The effect of these words on Sypher was electrical. He brought both hands down on the table, leaned back in his chair, and looked at Septimus.

”Good heavens!” he cried, changing color, ”it never occurred to me.”

”What?”

”Why--blistered heels--marching. Don't you see? It will cure the sore feet of the Armies of the World. It's a revelation! It will be in the knapsack of every soldier who goes to manoeuvers or to war! It will be a jolly sight more useful than a marshal's baton! It will bring soothing comfort to millions of brave men! Why did I never think of it? I must go round to all the War Offices of the civilized globe. It's colossal. It makes your brain reel. Friend of Humanity? I shall be the Benefactor of the Human Race.”

”What will you have to drink?” asked Septimus.

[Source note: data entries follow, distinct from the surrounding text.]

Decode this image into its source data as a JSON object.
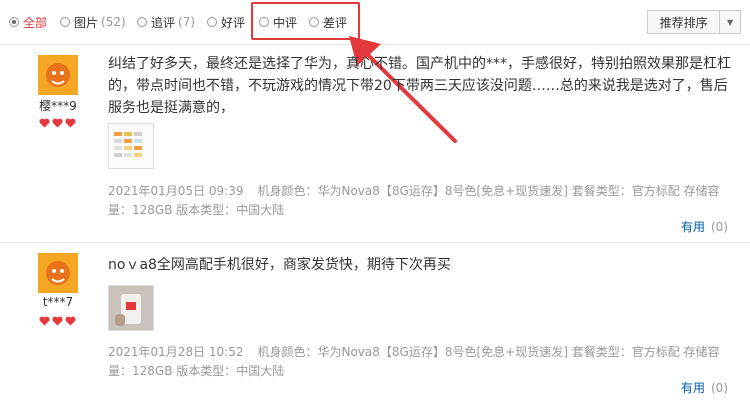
{
  "filters": [
    {
      "label": "全部",
      "count": "",
      "checked": true
    },
    {
      "label": "图片",
      "count": "(52)",
      "checked": false
    },
    {
      "label": "追评",
      "count": "(7)",
      "checked": false
    },
    {
      "label": "好评",
      "count": "",
      "checked": false
    },
    {
      "label": "中评",
      "count": "",
      "checked": false
    },
    {
      "label": "差评",
      "count": "",
      "checked": false
    }
  ],
  "sort": {
    "label": "推荐排序",
    "caret": "▼"
  },
  "colors": {
    "accent": "#e4393c",
    "link": "#005ea7",
    "meta": "#999999"
  },
  "reviews": [
    {
      "username": "樱***9",
      "content": "纠结了好多天，最终还是选择了华为，真心不错。国产机中的***，手感很好，特别拍照效果那是杠杠的，带点时间也不错，不玩游戏的情况下带20下带两三天应该没问题……总的来说我是选对了，售后服务也是挺满意的，",
      "date": "2021年01月05日 09:39",
      "meta": "机身颜色：华为Nova8【8G运存】8号色[免息+现货速发]   套餐类型：官方标配   存储容量：128GB   版本类型：中国大陆",
      "useful_label": "有用",
      "useful_count": "(0)"
    },
    {
      "username": "t***7",
      "content": "noｖa8全网高配手机很好，商家发货快，期待下次再买",
      "date": "2021年01月28日 10:52",
      "meta": "机身颜色：华为Nova8【8G运存】8号色[免息+现货速发]   套餐类型：官方标配   存储容量：128GB   版本类型：中国大陆",
      "useful_label": "有用",
      "useful_count": "(0)"
    }
  ]
}
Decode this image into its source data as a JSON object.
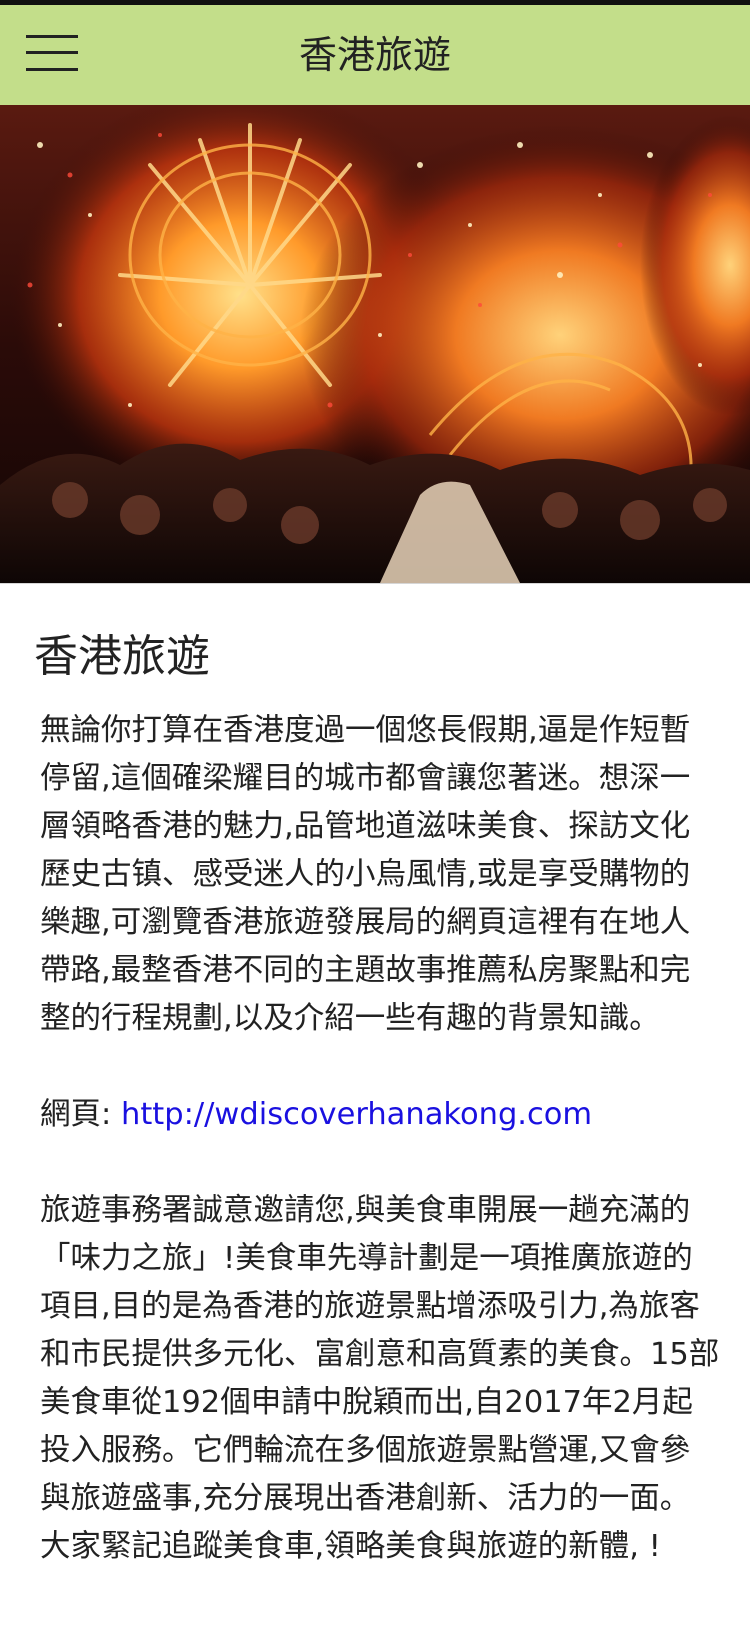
{
  "app": {
    "title": "香港旅遊",
    "menu_icon": "hamburger-menu-icon"
  },
  "hero": {
    "image": "dragon-dance-festival-photo"
  },
  "article": {
    "title": "香港旅遊",
    "paragraph1": "無論你打算在香港度過一個悠長假期,逼是作短暫停留,這個確梁耀目的城市都會讓您著迷。想深一層領略香港的魅力,品管地道滋味美食、探訪文化歷史古镇、感受迷人的小烏風情,或是享受購物的樂趣,可瀏覽香港旅遊發展局的網頁這裡有在地人帶路,最整香港不同的主題故事推薦私房聚點和完整的行程規劃,以及介紹一些有趣的背景知識。",
    "web_label": "網頁: ",
    "web_url": "http://wdiscoverhanakong.com",
    "paragraph2": "旅遊事務署誠意邀請您,與美食車開展一趟充滿的「味力之旅」!美食車先導計劃是一項推廣旅遊的項目,目的是為香港的旅遊景點增添吸引力,為旅客和市民提供多元化、富創意和高質素的美食。15部美食車從192個申請中脫穎而出,自2017年2月起投入服務。它們輪流在多個旅遊景點營運,又會參與旅遊盛事,充分展現出香港創新、活力的一面。大家緊記追蹤美食車,領略美食與旅遊的新體, !"
  },
  "colors": {
    "appbar": "#c3de8a",
    "link": "#1a10e0",
    "text": "#222222"
  }
}
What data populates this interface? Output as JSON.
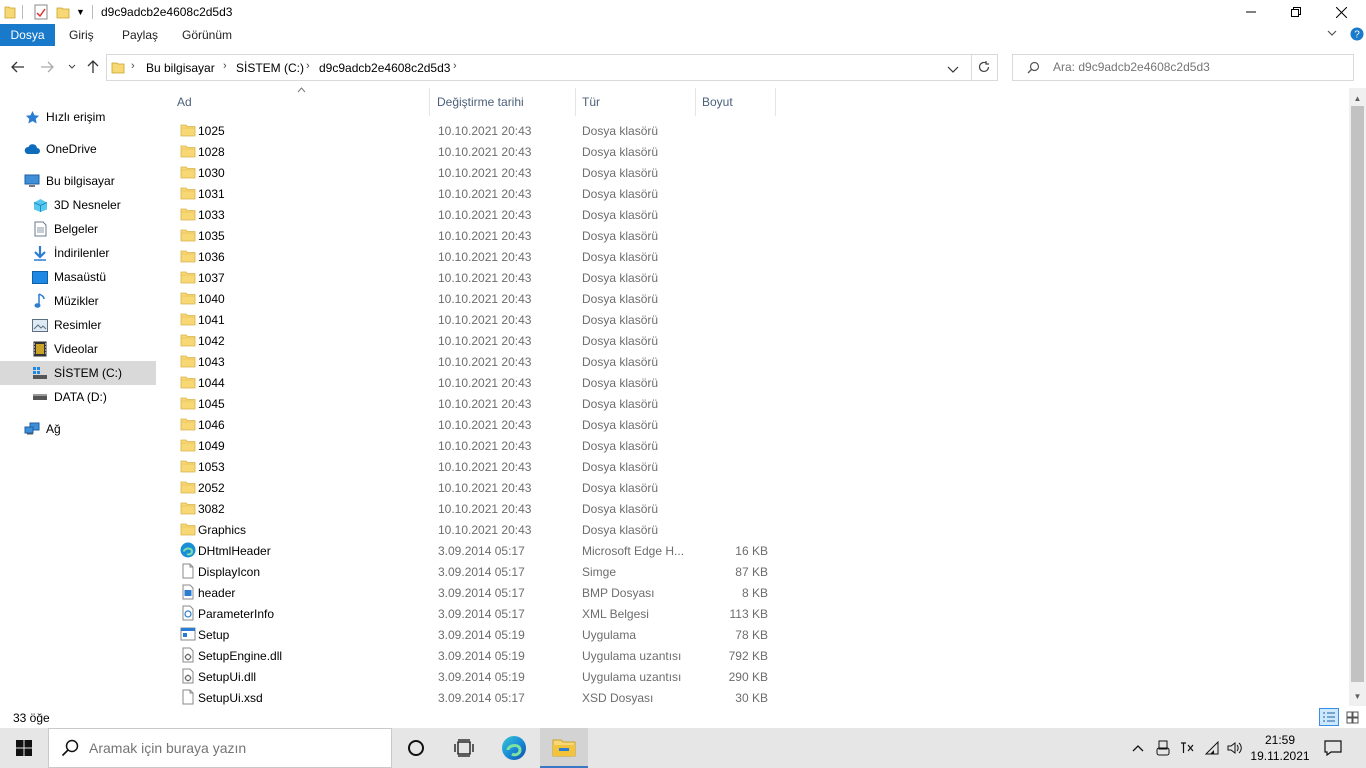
{
  "window": {
    "title": "d9c9adcb2e4608c2d5d3",
    "minimize_icon": "minimize-icon",
    "maximize_icon": "restore-icon",
    "close_icon": "close-icon"
  },
  "ribbon": {
    "tabs": [
      "Dosya",
      "Giriş",
      "Paylaş",
      "Görünüm"
    ],
    "expand_icon": "chevron-down-icon",
    "help_icon": "help-icon"
  },
  "address": {
    "segments": [
      "Bu bilgisayar",
      "SİSTEM (C:)",
      "d9c9adcb2e4608c2d5d3"
    ],
    "search_placeholder": "Ara: d9c9adcb2e4608c2d5d3"
  },
  "nav": {
    "items": [
      {
        "label": "Hızlı erişim",
        "icon": "star-icon"
      },
      {
        "label": "OneDrive",
        "icon": "cloud-icon"
      },
      {
        "label": "Bu bilgisayar",
        "icon": "computer-icon"
      },
      {
        "label": "3D Nesneler",
        "icon": "cube-icon"
      },
      {
        "label": "Belgeler",
        "icon": "document-icon"
      },
      {
        "label": "İndirilenler",
        "icon": "download-icon"
      },
      {
        "label": "Masaüstü",
        "icon": "desktop-icon"
      },
      {
        "label": "Müzikler",
        "icon": "music-icon"
      },
      {
        "label": "Resimler",
        "icon": "pictures-icon"
      },
      {
        "label": "Videolar",
        "icon": "video-icon"
      },
      {
        "label": "SİSTEM (C:)",
        "icon": "drive-icon"
      },
      {
        "label": "DATA (D:)",
        "icon": "drive-icon"
      },
      {
        "label": "Ağ",
        "icon": "network-icon"
      }
    ]
  },
  "columns": [
    "Ad",
    "Değiştirme tarihi",
    "Tür",
    "Boyut"
  ],
  "files": [
    {
      "name": "1025",
      "date": "10.10.2021 20:43",
      "type": "Dosya klasörü",
      "size": "",
      "icon": "folder"
    },
    {
      "name": "1028",
      "date": "10.10.2021 20:43",
      "type": "Dosya klasörü",
      "size": "",
      "icon": "folder"
    },
    {
      "name": "1030",
      "date": "10.10.2021 20:43",
      "type": "Dosya klasörü",
      "size": "",
      "icon": "folder"
    },
    {
      "name": "1031",
      "date": "10.10.2021 20:43",
      "type": "Dosya klasörü",
      "size": "",
      "icon": "folder"
    },
    {
      "name": "1033",
      "date": "10.10.2021 20:43",
      "type": "Dosya klasörü",
      "size": "",
      "icon": "folder"
    },
    {
      "name": "1035",
      "date": "10.10.2021 20:43",
      "type": "Dosya klasörü",
      "size": "",
      "icon": "folder"
    },
    {
      "name": "1036",
      "date": "10.10.2021 20:43",
      "type": "Dosya klasörü",
      "size": "",
      "icon": "folder"
    },
    {
      "name": "1037",
      "date": "10.10.2021 20:43",
      "type": "Dosya klasörü",
      "size": "",
      "icon": "folder"
    },
    {
      "name": "1040",
      "date": "10.10.2021 20:43",
      "type": "Dosya klasörü",
      "size": "",
      "icon": "folder"
    },
    {
      "name": "1041",
      "date": "10.10.2021 20:43",
      "type": "Dosya klasörü",
      "size": "",
      "icon": "folder"
    },
    {
      "name": "1042",
      "date": "10.10.2021 20:43",
      "type": "Dosya klasörü",
      "size": "",
      "icon": "folder"
    },
    {
      "name": "1043",
      "date": "10.10.2021 20:43",
      "type": "Dosya klasörü",
      "size": "",
      "icon": "folder"
    },
    {
      "name": "1044",
      "date": "10.10.2021 20:43",
      "type": "Dosya klasörü",
      "size": "",
      "icon": "folder"
    },
    {
      "name": "1045",
      "date": "10.10.2021 20:43",
      "type": "Dosya klasörü",
      "size": "",
      "icon": "folder"
    },
    {
      "name": "1046",
      "date": "10.10.2021 20:43",
      "type": "Dosya klasörü",
      "size": "",
      "icon": "folder"
    },
    {
      "name": "1049",
      "date": "10.10.2021 20:43",
      "type": "Dosya klasörü",
      "size": "",
      "icon": "folder"
    },
    {
      "name": "1053",
      "date": "10.10.2021 20:43",
      "type": "Dosya klasörü",
      "size": "",
      "icon": "folder"
    },
    {
      "name": "2052",
      "date": "10.10.2021 20:43",
      "type": "Dosya klasörü",
      "size": "",
      "icon": "folder"
    },
    {
      "name": "3082",
      "date": "10.10.2021 20:43",
      "type": "Dosya klasörü",
      "size": "",
      "icon": "folder"
    },
    {
      "name": "Graphics",
      "date": "10.10.2021 20:43",
      "type": "Dosya klasörü",
      "size": "",
      "icon": "folder"
    },
    {
      "name": "DHtmlHeader",
      "date": "3.09.2014 05:17",
      "type": "Microsoft Edge H...",
      "size": "16 KB",
      "icon": "edge"
    },
    {
      "name": "DisplayIcon",
      "date": "3.09.2014 05:17",
      "type": "Simge",
      "size": "87 KB",
      "icon": "file"
    },
    {
      "name": "header",
      "date": "3.09.2014 05:17",
      "type": "BMP Dosyası",
      "size": "8 KB",
      "icon": "image"
    },
    {
      "name": "ParameterInfo",
      "date": "3.09.2014 05:17",
      "type": "XML Belgesi",
      "size": "113 KB",
      "icon": "xml"
    },
    {
      "name": "Setup",
      "date": "3.09.2014 05:19",
      "type": "Uygulama",
      "size": "78 KB",
      "icon": "exe"
    },
    {
      "name": "SetupEngine.dll",
      "date": "3.09.2014 05:19",
      "type": "Uygulama uzantısı",
      "size": "792 KB",
      "icon": "dll"
    },
    {
      "name": "SetupUi.dll",
      "date": "3.09.2014 05:19",
      "type": "Uygulama uzantısı",
      "size": "290 KB",
      "icon": "dll"
    },
    {
      "name": "SetupUi.xsd",
      "date": "3.09.2014 05:17",
      "type": "XSD Dosyası",
      "size": "30 KB",
      "icon": "file"
    }
  ],
  "status": {
    "count": "33 öğe"
  },
  "taskbar": {
    "search_placeholder": "Aramak için buraya yazın",
    "time": "21:59",
    "date": "19.11.2021"
  },
  "colors": {
    "file_tab": "#1979ca",
    "folder_yellow": "#f8d775",
    "selected_nav": "#d9d9d9"
  }
}
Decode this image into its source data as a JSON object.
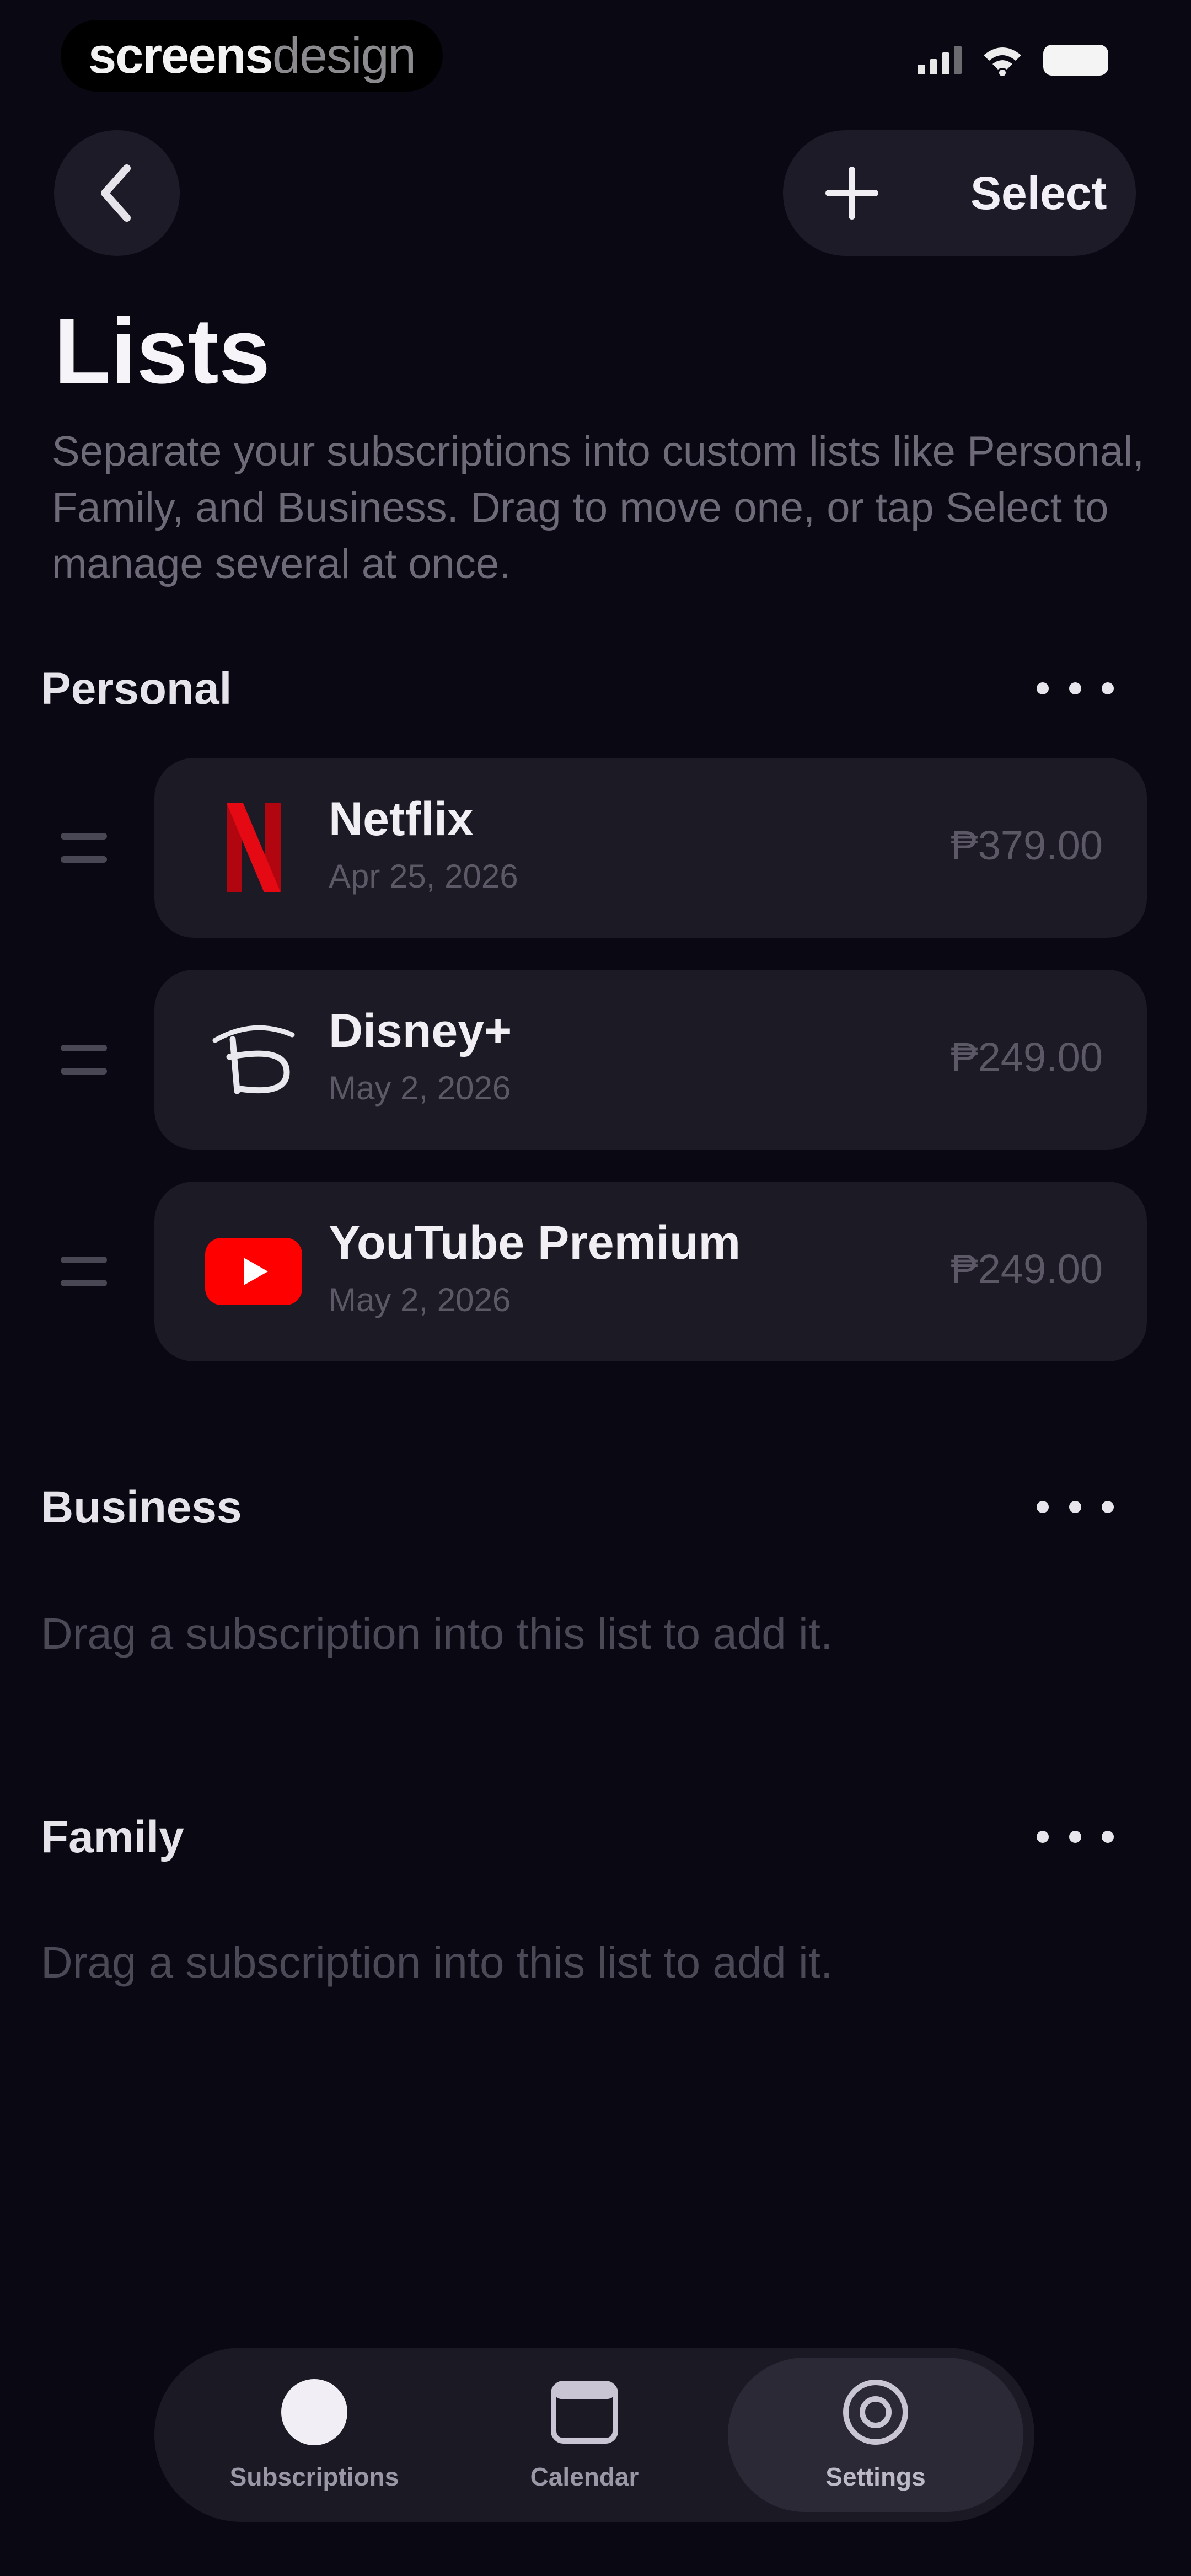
{
  "status_bar": {
    "watermark_part1": "screens",
    "watermark_part2": "design",
    "icons": [
      "cellular-signal-icon",
      "wifi-icon",
      "battery-icon"
    ]
  },
  "header": {
    "back_icon": "chevron-left-icon",
    "add_icon": "plus-icon",
    "select_label": "Select"
  },
  "page": {
    "title": "Lists",
    "description": "Separate your subscriptions into custom lists like Personal, Family, and Business. Drag to move one, or tap Select to manage several at once."
  },
  "lists": [
    {
      "label": "Personal",
      "items": [
        {
          "name": "Netflix",
          "date": "Apr 25, 2026",
          "price": "₱379.00",
          "icon": "netflix-logo"
        },
        {
          "name": "Disney+",
          "date": "May 2, 2026",
          "price": "₱249.00",
          "icon": "disney-plus-logo"
        },
        {
          "name": "YouTube Premium",
          "date": "May 2, 2026",
          "price": "₱249.00",
          "icon": "youtube-logo"
        }
      ]
    },
    {
      "label": "Business",
      "empty_message": "Drag a subscription into this list to add it."
    },
    {
      "label": "Family",
      "empty_message": "Drag a subscription into this list to add it."
    }
  ],
  "tabbar": {
    "tabs": [
      {
        "label": "Subscriptions",
        "icon": "circle-icon",
        "active": false
      },
      {
        "label": "Calendar",
        "icon": "calendar-icon",
        "active": false
      },
      {
        "label": "Settings",
        "icon": "settings-icon",
        "active": true
      }
    ]
  },
  "colors": {
    "background": "#0a0813",
    "card": "#1c1a24",
    "netflix_red": "#e50914",
    "youtube_red": "#ff0000"
  }
}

”Anything. _Donnez-moi un bock_,” he said impatiently, obsessed by his new idea. ”Tell me, Monsieur Cruchot, you who have used the _Cure Sypher_. It is well known in the French army is it not? You had it served out from the regimental medical stores?”

”Ah, no, Monsieur. It is my mother who rubbed it on my heels.”

Sypher's face expressed disappointment, but he cheered up again immediately.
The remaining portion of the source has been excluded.